Machine Learning in Biomechanics: Key Applications and Limitations in Walking, Running, and Sports Movements
Carlo Dindorf, Fabian Horst, Djordje Slijepčević, Bernhard Dumphart, Jonas Dully, Matthias Zeppelzauer, Brian Horsak, Michael Fröhlich
TL;DR
This chapter surveys how ML can transform gait and sports biomechanics by enabling pose estimation, feature estimation, event detection, data exploration, and automated classification across walking, running, and sports movements. It details biomechanics and ML workflows, identifies central limitations—data/annotation availability and explainability—and advocates physics-informed ML and cross-disciplinary collaboration to improve robustness, interpretability, and real-world applicability. Markerless pose estimation, field-based data collection, and time-series analysis emerge as key avenues, but current accuracy gaps and limited benchmark datasets temper immediate clinical deployment.
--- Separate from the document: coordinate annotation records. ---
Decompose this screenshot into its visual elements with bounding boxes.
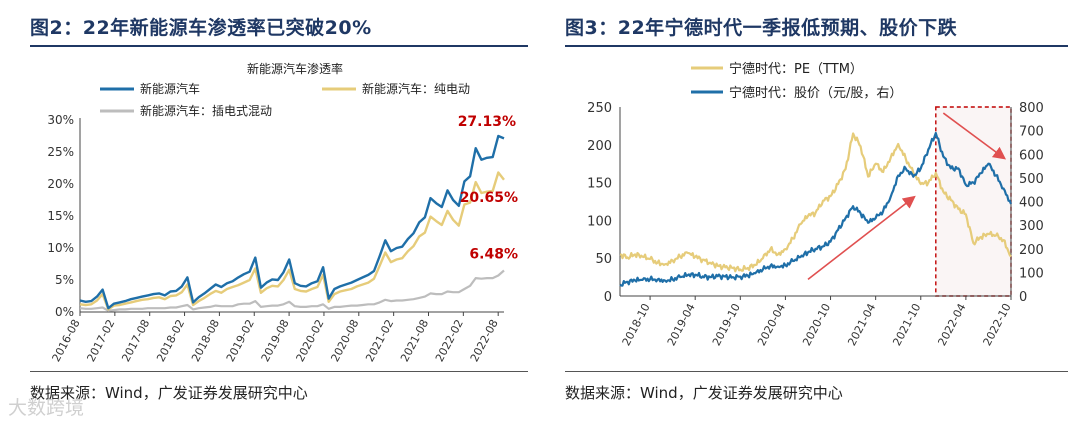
x-tick-label: 2017-08 — [119, 317, 152, 364]
series-line-1 — [79, 134, 505, 310]
legend-label: 宁德时代：PE（TTM） — [729, 61, 863, 77]
y-left-tick-label: 100 — [587, 214, 612, 229]
y-tick-label: 30% — [47, 113, 74, 127]
x-tick-label: 2021-08 — [398, 317, 431, 364]
legend-label: 新能源汽车：插电式混动 — [140, 103, 272, 118]
left-figure-title: 图2：22年新能源车渗透率已突破20% — [30, 17, 372, 39]
y-right-tick-label: 0 — [1019, 290, 1027, 305]
y-left-tick-label: 0 — [604, 290, 612, 305]
series-line-1 — [619, 132, 1012, 273]
y-right-tick-label: 300 — [1019, 219, 1044, 234]
y-tick-label: 5% — [55, 273, 74, 287]
right-figure-title: 图3：22年宁德时代一季报低预期、股价下跌 — [565, 17, 958, 39]
catl-pe-price-chart: 宁德时代：PE（TTM） 宁德时代：股价（元/股，右） 0 50 100 150 200 25… — [587, 61, 1044, 348]
y-right-tick-label: 200 — [1019, 243, 1044, 258]
y-tick-label: 15% — [47, 209, 74, 223]
left-title-rule — [30, 45, 528, 47]
series-line-3 — [79, 269, 505, 312]
x-tick-label: 2016-08 — [50, 317, 83, 364]
legend-label: 新能源汽车 — [140, 81, 200, 96]
x-tick-label: 2022-04 — [935, 301, 968, 348]
annotation-label: 27.13% — [458, 114, 516, 130]
y-tick-label: 20% — [47, 177, 74, 191]
x-tick-label: 2018-02 — [154, 317, 187, 364]
y-right-tick-label: 600 — [1019, 148, 1044, 163]
x-tick-label: 2017-02 — [84, 317, 117, 364]
x-tick-label: 2018-08 — [189, 317, 222, 364]
watermark-text: 大数跨境 — [8, 397, 85, 419]
x-tick-label: 2022-02 — [433, 317, 466, 364]
x-tick-label: 2020-04 — [755, 301, 788, 348]
x-tick-label: 2019-10 — [710, 301, 743, 348]
x-tick-label: 2021-04 — [845, 301, 878, 348]
y-right-tick-label: 100 — [1019, 266, 1044, 281]
x-tick-label: 2018-10 — [620, 301, 653, 348]
x-tick-label: 2020-10 — [800, 301, 833, 348]
right-bottom-rule — [565, 371, 1068, 372]
annotation-label: 6.48% — [469, 247, 518, 263]
highlight-box — [935, 106, 1012, 297]
y-tick-label: 0% — [55, 305, 74, 319]
x-tick-label: 2022-10 — [981, 301, 1014, 348]
x-tick-label: 2022-08 — [468, 317, 501, 364]
x-tick-label: 2021-02 — [363, 317, 396, 364]
chart-title: 新能源汽车渗透率 — [247, 61, 343, 76]
y-right-tick-label: 400 — [1019, 196, 1044, 211]
y-right-tick-label: 700 — [1019, 125, 1044, 140]
x-tick-label: 2019-02 — [224, 317, 257, 364]
series-line-2 — [619, 131, 1013, 287]
left-bottom-rule — [30, 371, 528, 372]
x-tick-label: 2019-08 — [259, 317, 292, 364]
legend-label: 宁德时代：股价（元/股，右） — [729, 85, 902, 101]
left-source-note: 数据来源：Wind，广发证券发展研究中心 — [30, 384, 308, 402]
annotation-label: 20.65% — [460, 190, 518, 206]
legend-label: 新能源汽车：纯电动 — [362, 81, 470, 96]
right-figure-panel: 图3：22年宁德时代一季报低预期、股价下跌 宁德时代：PE（TTM） 宁德时代：股… — [553, 0, 1080, 427]
y-right-tick-label: 500 — [1019, 172, 1044, 187]
x-tick-label: 2021-10 — [890, 301, 923, 348]
y-left-tick-label: 250 — [587, 101, 612, 116]
y-left-tick-label: 200 — [587, 139, 612, 154]
y-right-tick-label: 800 — [1019, 101, 1044, 116]
left-figure-panel: 图2：22年新能源车渗透率已突破20% 新能源汽车渗透率新能源汽车 新能源汽车：纯… — [30, 17, 528, 402]
series-line-2 — [79, 171, 505, 311]
y-left-tick-label: 50 — [595, 252, 612, 267]
uptrend-arrow — [807, 195, 916, 281]
x-tick-label: 2020-08 — [328, 317, 361, 364]
y-tick-label: 25% — [47, 145, 74, 159]
downtrend-arrow — [942, 112, 1007, 160]
x-tick-label: 2019-04 — [665, 301, 698, 348]
y-tick-label: 10% — [47, 241, 74, 255]
right-source-note: 数据来源：Wind，广发证券发展研究中心 — [565, 384, 843, 402]
x-tick-label: 2020-02 — [294, 317, 327, 364]
right-title-rule — [565, 45, 1068, 47]
y-left-tick-label: 150 — [587, 177, 612, 192]
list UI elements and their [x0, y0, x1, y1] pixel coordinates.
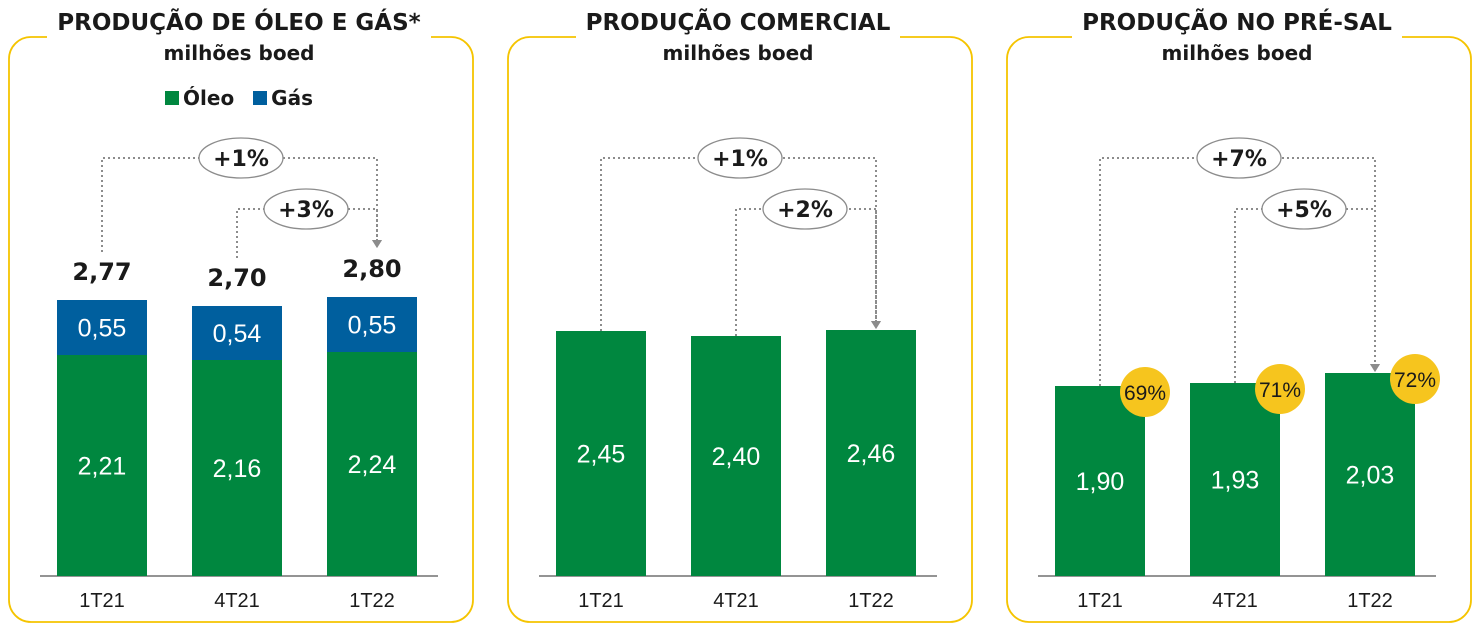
growth-badge-label: +5%	[1276, 198, 1332, 223]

Overall, the work highlights practical pathways to accelerate biomechanical analysis while outlining the infrastructural and methodological shifts needed for reliable, generalizable ML-enabled biomechanics.
Abstract
This chapter provides an overview of recent and promising Machine Learning applications, i.e. pose estimation, feature estimation, event detection, data exploration & clustering, and automated classification, in gait (walking and running) and sports biomechanics. It explores the potential of Machine Learning methods to address challenges in biomechanical workflows, highlights central limitations, i.e. data and annotation availability and explainability, that need to be addressed, and emphasises the importance of interdisciplinary approaches for fully harnessing the potential of Machine Learning in gait and sports biomechanics.